In 2013, during one of Clarke’s regular brain scans, doctors found that a second aneurysm had doubled in size, and required a second, but “easier” operation. However, it didn’t go as planned. “When they woke me, I was screaming in pain. The procedure had failed,” she writes. “The doctors made it plain that my chances of surviving were precarious if they didn’t operate again.”
After another, more invasive operation through the skull, “I looked as though I had been through a war more gruesome than any that Daenerys experienced,” writes Clarke. “I emerged from the operation with a drain coming out of my head. Bits of my skull had been replaced by titanium.”

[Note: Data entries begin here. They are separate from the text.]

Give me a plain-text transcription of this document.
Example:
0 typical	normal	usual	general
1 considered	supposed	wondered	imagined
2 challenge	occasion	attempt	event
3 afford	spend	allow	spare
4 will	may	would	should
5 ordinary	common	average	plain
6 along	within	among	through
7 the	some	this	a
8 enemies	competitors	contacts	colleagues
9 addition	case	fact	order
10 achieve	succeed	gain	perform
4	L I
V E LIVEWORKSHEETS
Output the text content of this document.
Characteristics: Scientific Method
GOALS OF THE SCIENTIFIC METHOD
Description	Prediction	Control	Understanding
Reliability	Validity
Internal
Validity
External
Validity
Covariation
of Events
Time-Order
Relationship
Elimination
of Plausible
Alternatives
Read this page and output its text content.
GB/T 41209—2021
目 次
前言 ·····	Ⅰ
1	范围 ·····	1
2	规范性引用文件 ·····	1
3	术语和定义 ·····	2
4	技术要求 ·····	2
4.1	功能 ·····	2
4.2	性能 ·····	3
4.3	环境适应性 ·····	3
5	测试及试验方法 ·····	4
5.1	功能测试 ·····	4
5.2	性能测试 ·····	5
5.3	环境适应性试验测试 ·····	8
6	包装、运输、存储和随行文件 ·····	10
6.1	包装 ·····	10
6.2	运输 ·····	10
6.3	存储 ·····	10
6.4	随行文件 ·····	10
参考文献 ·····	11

After a month in the hospital, “There was terrible anxiety, panic attacks … I felt like a shell of myself,” she continues. Since that dark time, however, her health has steadily improved. “In the years since my second surgery I have healed beyond my most unreasonable hopes. I am now at a hundred per cent.”
Clarke has now created a charity called SameYou to raise money for people recovering from brain injuries and strokes. In finally telling her story, she hopes to close a personal chapter, in step with a professional finale:
“There is something gratifying, and beyond lucky, about coming to the end of Thrones,” she said. “I’m so happy to be here to see the end of this story and the beginning of whatever comes next.”